Homens gritam ao lutarem frente a frente e Kendrick e os outros usam o impulso inicial para abrir caminho até o meio luta, eliminando fileiras inteiras de soldados do Império antes que eles possam se organizar. Gwen se enche de orgulho ao ver Kendrick bloquear dois golpes com seu escudo, girar o corpo e esmagar o rosto de um soldado com ele, batendo no peito de outro com um único movimento. Ela observa Brandt dar uma rasteira em um soldado e então esfaqueá-lo nas costas através do coração, usando as duas mãos para enfiar sua espada no corpo do homem. Gwen vê Steffen empunhar sua espada curta, cortar a perna de um soldado e então dar um passo adiante e chutar outro soldado na virilha e bater sua cabeça na dele, nocauteando-o. Atme gira seu mangual e derruba dois soldados de uma só vez.
“Darius!” grita a voz.
Gwen olha para o lado e vê Sandara apontando para o campo de batalhas.
"Meu irmão!" ela exclama.
Gwen localiza Darius no chão, deitado de costas e cercado pelo Império que se aproxima rapidamente dele. Seu coração se aperta de apreensão, mas ela vê com satisfação quando Kendrick corre até ele e ergue seu escudo, salvando Darius de um golpe de machado antes que o golpe fatal atinja o seu rosto.
Sandara grita e Gwen percebe o seu alívio e sente o quanto ela ama o seu irmão.
Gwendolyn estica o braço e pega um arco das mãos de um dos soldados de guarda ao seu lado. Ela prepara uma flecha e mira.
"ARQUEIROS!" ela grita.
Ao seu redor, dezenas de seus arqueiros começam a mirar, preparando seus arcos e esperando pelo seu comando.
"FOGO!"
Gwen libera sua flecha alto no céu, bem acima de seus homens. No mesmo instante, dezenas de seus arqueiros também soltam suas flechas.
A saraivada acerta o grupo de soldados restante e gritos irrompem à medida que dezenas de soldados caem de joelhos.
"FOGO!" ela grita mais uma vez.
Mais flechas são arremessadas sucessivamente.
Kendrick e seus homens avançam e matam todos os homens que haviam caído de joelho após terem sido alvejados pelas flechas.
Os soldados do Império são forçados a abandonar os aldeões que ainda resistem e, em vez disso, decidem concentrar suas forças no confronto com os homens de Kendrick.
Isso dá aos aldeões uma oportunidade.
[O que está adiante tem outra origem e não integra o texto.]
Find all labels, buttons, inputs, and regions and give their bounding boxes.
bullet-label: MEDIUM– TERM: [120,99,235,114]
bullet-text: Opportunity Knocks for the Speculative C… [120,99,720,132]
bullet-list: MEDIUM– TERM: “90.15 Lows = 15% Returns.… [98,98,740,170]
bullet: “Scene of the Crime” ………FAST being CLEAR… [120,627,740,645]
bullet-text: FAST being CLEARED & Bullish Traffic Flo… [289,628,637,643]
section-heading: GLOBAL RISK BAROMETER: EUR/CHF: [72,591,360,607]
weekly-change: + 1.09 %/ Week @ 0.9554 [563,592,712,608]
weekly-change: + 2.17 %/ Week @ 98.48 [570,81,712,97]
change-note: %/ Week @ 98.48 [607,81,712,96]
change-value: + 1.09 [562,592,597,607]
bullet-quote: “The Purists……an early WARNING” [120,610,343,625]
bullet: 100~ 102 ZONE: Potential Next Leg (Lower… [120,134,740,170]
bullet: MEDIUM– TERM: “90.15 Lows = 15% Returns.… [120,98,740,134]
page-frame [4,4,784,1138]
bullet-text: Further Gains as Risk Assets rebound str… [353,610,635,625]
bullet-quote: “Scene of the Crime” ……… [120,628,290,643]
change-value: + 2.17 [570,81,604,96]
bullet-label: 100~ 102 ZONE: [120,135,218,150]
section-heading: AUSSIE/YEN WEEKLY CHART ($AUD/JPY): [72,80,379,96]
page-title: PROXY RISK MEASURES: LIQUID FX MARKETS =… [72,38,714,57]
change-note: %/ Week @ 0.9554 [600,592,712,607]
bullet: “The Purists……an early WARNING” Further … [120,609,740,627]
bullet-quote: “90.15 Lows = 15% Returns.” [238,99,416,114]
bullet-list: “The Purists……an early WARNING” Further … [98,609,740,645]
Eles dão um grito ao continuarem avançando, atacando pelas costas os soldados do Império que agora estão sendo massacrados por ambos os lados.
Os soldados do Império, presos entre duas forças hostis e com seus números diminuindo rapidamente, finalmente percebem que estão sendo superados. Suas forças de centenas logo são reduzidas a apenas dezenas; aqueles que ainda restam começam a abandonar suas fileiras, fugindo após terem suas zertas mortas ou tomadas pelos aldeões.
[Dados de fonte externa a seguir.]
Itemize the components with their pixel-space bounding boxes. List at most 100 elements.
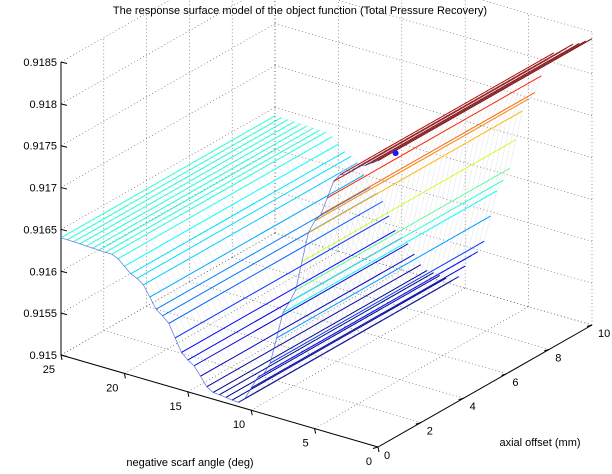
surface-mesh-line (184, 90, 502, 333)
wall-grid-line (274, 65, 593, 158)
z-tick-mark (60, 61, 68, 64)
wall-grid-line (274, 23, 593, 117)
x-tick-label: 6 (512, 377, 518, 389)
surface-mesh-line (92, 125, 307, 249)
surface-mesh-line (295, 167, 510, 291)
surface-mesh-line (130, 151, 345, 275)
surface-mesh-line (308, 110, 523, 234)
optimum-point-marker (392, 150, 399, 157)
surface-mesh-line (221, 69, 539, 311)
y-tick-label: 15 (170, 401, 182, 413)
wall-grid-line (60, 0, 171, 63)
surface-mesh-line (157, 105, 475, 348)
x-tick-mark (586, 324, 593, 327)
surface-mesh-line (210, 75, 528, 318)
surface-mesh-line (301, 139, 517, 263)
surface-mesh-line (320, 92, 536, 215)
x-tick-label: 4 (470, 401, 476, 413)
surface-mesh-line (87, 145, 405, 388)
surface-mesh-line (327, 75, 542, 199)
z-tick-mark (60, 354, 68, 357)
z-tick-mark (60, 270, 68, 274)
surface-mesh-line (60, 160, 379, 403)
surface-mesh-line (269, 41, 587, 284)
surface-mesh-line (226, 65, 544, 308)
y-tick-label: 0 (366, 456, 372, 468)
surface-mesh-line (288, 179, 504, 303)
surface-mesh-line (216, 72, 534, 315)
surface-mesh-line (264, 44, 582, 287)
surface-mesh-line (237, 59, 555, 302)
y-tick-label: 5 (302, 438, 308, 450)
surface-mesh-line (114, 130, 432, 372)
surface-mesh-line (124, 143, 339, 267)
surface-mesh-line (276, 215, 491, 339)
surface-mesh-line (168, 200, 384, 324)
z-tick-mark (60, 103, 68, 106)
y-axis-line (60, 354, 379, 448)
x-tick-mark (501, 373, 507, 376)
surface-mesh-line (98, 127, 314, 251)
wall-grid-line (336, 0, 593, 75)
surface-mesh-line (66, 157, 384, 400)
surface-mesh-line (173, 96, 491, 339)
wall-grid-line (274, 148, 593, 242)
surface-mesh-line (167, 99, 486, 342)
surface-mesh-line (206, 264, 422, 388)
z-tick-label: 0.915 (29, 350, 57, 362)
surface-mesh-line (136, 155, 352, 279)
floor-grid-line (187, 269, 402, 393)
surface-mesh-line (200, 81, 518, 324)
surface-mesh-line (125, 123, 443, 366)
surface-mesh-line (225, 274, 441, 398)
surface-mesh-line (250, 265, 466, 389)
surface-mesh-line (200, 253, 415, 377)
surface-mesh-line (71, 154, 389, 397)
surface-front-edge (60, 160, 379, 403)
surface-mesh-line (103, 136, 421, 379)
z-tick-label: 0.9165 (23, 224, 57, 236)
x-axis-label: axial offset (mm) (499, 437, 580, 449)
surface-mesh-line (98, 139, 416, 382)
surface-mesh-line (178, 93, 496, 336)
z-tick-label: 0.917 (29, 183, 57, 195)
y-tick-mark (60, 354, 63, 361)
surface-mesh-line (314, 98, 529, 222)
surface-mesh-line (253, 50, 571, 293)
surface-mesh-line (244, 276, 460, 399)
wall-grid-line (60, 107, 276, 230)
surface-mesh-line (86, 123, 301, 247)
surface-mesh-line (274, 38, 593, 281)
z-tick-mark (60, 145, 68, 148)
markers (392, 150, 399, 157)
surface-mesh-line (377, 38, 593, 162)
surface-mesh-line (231, 277, 447, 401)
surface-mesh-line (258, 47, 577, 290)
wall-grid-line (60, 232, 276, 356)
x-tick-mark (544, 348, 550, 352)
surface-mesh-line (119, 126, 437, 369)
wall-grid-line (60, 149, 276, 272)
surface-mesh-line (82, 148, 400, 391)
surface-mesh-line (194, 84, 512, 327)
z-tick-mark (60, 187, 68, 190)
surface-mesh-line (60, 115, 276, 239)
surface-mesh-line (151, 108, 469, 351)
surface-mesh-line (79, 121, 295, 245)
wall-grid-line (274, 190, 593, 284)
surface-mesh-line (117, 136, 333, 260)
x-tick-label: 2 (427, 426, 433, 438)
x-tick-label: 0 (384, 450, 390, 462)
surface-mesh-line (193, 243, 409, 367)
surface-mesh-line (269, 240, 485, 364)
y-axis-label: negative scarf angle (deg) (126, 457, 253, 469)
z-tick-mark (60, 312, 68, 316)
surface-mesh-line (146, 111, 464, 354)
surface-mesh-line (135, 117, 453, 360)
surface-mesh-line (105, 129, 320, 253)
z-tick-label: 0.9155 (23, 308, 57, 320)
y-tick-mark (187, 391, 190, 397)
surface-mesh-line (155, 186, 371, 310)
y-tick-mark (377, 446, 380, 453)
Eles não conseguem ir muito longo antes de serem capturados ou mortos.
Um grito de triunfo irrompe entre os aldeões e entre os homens de Gwendolyn. Eles se reúnem, celebrando e abraçando-se como irmãos, e Gwendolyn se apressa para descer a encosta e juntar-se ao grupo com Krohn em seus calcanhares. Ela entra no meio da multidão e é cercada pelos seus homens e pelos aldeões, pelo cheio de suor e medo no ar e pelo sangue fresco que cobre o chão de terra do campo de batalhas. Ali, naquele dia, apesar de tudo que havia acontecido no Anel. Gwen sente um momento de triunfo. Aquele é um momento glorioso de vitória no meio daquele deserto, cercada pelos aldeões e pelos exilados do Anel, unidos contra um inimigo em comum.
Os aldeões haviam perdido muitos homens bons e Gwen também tinha perdido alguns bons guerreiros. Mas pelo menos Darius, Gwen fica aliviada ao ver, está vivo e amparado pelos seus amigos.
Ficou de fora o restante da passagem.